Context: The smaller right-wing parties were placed under intense pressure, in particular by Benjamin Netanyahu, to form a united party in order to avoid wasted votes and win as many seats as possible.
- Analysts recognised Netanyahu’s ability once again to influence a right-wing merger, but they also credit Naftali Bennett for holding firm and refusing to merge with Jewish Power due to their devotion to the racist ideas of the late Meir Kahane. Jewish Power candidates have previously been disqualified by the Central Elections Committee and the High Court of Justice for inciting racism and violence against Arab citizens.
- Blue and White leader Benny Gantz responded to the merger saying: “The voters for stately religious Zionism have lost their political home.

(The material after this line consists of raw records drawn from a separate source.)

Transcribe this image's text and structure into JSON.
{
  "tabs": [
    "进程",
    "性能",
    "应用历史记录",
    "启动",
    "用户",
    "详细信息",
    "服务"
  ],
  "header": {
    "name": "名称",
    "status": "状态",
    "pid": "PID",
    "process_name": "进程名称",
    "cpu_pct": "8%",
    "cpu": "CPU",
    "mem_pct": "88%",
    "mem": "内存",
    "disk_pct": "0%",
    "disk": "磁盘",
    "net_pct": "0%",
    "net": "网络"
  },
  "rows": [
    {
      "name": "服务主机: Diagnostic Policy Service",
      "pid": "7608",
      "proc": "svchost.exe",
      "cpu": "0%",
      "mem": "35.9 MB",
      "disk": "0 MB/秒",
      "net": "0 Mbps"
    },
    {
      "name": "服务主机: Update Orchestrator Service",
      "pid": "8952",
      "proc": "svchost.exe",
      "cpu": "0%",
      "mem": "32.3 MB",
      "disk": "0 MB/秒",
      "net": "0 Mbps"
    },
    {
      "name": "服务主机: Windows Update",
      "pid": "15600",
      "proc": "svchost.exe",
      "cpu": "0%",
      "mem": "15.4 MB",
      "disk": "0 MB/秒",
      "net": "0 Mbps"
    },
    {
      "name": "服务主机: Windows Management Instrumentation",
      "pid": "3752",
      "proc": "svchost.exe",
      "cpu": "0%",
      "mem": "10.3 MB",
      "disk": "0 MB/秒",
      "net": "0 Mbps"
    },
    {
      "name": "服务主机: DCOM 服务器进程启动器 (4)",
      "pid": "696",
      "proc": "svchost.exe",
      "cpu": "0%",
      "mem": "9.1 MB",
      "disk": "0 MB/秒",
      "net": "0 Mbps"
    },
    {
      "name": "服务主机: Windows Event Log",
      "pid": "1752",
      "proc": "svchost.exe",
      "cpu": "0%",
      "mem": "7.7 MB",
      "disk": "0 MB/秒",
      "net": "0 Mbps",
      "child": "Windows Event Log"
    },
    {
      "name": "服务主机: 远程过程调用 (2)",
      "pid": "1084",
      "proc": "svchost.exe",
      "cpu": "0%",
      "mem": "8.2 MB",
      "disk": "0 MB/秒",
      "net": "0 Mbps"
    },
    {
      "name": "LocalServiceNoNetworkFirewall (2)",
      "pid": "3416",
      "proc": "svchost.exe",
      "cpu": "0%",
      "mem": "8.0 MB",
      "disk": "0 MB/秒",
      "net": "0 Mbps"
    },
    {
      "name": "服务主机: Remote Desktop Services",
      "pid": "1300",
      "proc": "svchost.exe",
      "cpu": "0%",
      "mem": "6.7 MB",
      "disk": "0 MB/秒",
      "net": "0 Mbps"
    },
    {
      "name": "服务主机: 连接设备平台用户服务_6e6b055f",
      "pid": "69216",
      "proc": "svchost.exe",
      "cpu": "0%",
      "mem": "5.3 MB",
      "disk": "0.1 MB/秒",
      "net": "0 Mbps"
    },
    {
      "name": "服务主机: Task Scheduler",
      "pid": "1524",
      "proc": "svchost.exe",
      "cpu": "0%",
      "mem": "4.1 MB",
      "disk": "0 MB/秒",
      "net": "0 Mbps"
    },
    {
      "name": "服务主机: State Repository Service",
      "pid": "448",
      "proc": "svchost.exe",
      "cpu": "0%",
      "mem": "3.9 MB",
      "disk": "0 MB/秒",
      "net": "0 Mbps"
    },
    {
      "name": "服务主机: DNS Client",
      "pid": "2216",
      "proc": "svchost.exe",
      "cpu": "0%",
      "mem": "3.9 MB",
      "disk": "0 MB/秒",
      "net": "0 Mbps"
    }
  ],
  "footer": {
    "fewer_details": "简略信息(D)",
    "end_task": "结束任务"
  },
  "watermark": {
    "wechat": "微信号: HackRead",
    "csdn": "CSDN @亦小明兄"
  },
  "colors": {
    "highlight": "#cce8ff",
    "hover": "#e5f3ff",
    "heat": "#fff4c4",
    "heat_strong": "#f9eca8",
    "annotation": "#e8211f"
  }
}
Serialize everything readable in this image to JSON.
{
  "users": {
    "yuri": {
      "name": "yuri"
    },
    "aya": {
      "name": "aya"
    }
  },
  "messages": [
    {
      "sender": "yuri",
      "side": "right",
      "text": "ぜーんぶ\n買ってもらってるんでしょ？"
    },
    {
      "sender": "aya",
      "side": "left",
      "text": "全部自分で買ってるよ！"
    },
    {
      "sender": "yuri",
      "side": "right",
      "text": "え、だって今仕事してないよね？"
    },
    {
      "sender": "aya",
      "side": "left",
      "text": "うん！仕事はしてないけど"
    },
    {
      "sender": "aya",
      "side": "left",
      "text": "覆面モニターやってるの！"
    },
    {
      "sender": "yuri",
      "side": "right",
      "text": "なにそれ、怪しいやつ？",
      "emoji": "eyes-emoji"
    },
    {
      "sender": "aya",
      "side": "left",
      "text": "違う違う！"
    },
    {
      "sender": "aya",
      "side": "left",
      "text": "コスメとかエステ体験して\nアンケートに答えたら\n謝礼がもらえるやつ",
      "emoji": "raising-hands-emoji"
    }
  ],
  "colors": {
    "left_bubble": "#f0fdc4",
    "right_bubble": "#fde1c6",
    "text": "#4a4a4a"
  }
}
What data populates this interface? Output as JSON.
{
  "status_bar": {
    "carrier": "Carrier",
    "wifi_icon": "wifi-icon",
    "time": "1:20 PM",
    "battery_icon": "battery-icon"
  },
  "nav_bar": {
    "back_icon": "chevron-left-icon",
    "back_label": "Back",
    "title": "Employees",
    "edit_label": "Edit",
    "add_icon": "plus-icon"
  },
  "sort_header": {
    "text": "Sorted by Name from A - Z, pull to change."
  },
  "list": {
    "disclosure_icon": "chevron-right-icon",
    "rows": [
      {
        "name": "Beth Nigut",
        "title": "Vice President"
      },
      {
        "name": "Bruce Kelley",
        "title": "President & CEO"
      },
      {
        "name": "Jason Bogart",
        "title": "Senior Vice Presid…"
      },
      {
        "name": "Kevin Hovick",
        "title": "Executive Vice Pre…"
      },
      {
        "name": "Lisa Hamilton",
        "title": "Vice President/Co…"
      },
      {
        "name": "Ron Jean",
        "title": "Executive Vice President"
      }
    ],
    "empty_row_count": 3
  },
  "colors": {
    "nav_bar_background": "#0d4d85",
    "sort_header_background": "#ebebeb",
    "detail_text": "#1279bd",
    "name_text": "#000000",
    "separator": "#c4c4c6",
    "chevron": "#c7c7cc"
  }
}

Racism, homophobia and exclusion are not Jewish values.”
Looking ahead: Yesterday’s deadline to submit parties and candidate lists marks the start of the campaign for the 2 March election.
- The polls have consistently predicted little change since the 17 September election so every seat counts in the battle to break the political deadlock.
- In Israel’s party list proportionate representation system parties only win seats if they get at least 3.25 per cent of the overall vote. Naftali Bennett’s failure to win any seats with his New Right party in April 2019 forced every small party to merge with other parties ahead of the September election. This consolidation led to the Labour-Meretz merger and the Yamina reformation.
- Although the new Yamina party merger ensures both Jewish Home and the New Right will win seats, the Jewish Power party are unlikely to win any seats and that could amount to a critical loss of at least two seats after the 2 March election for the right-wing ultra-orthodox bloc.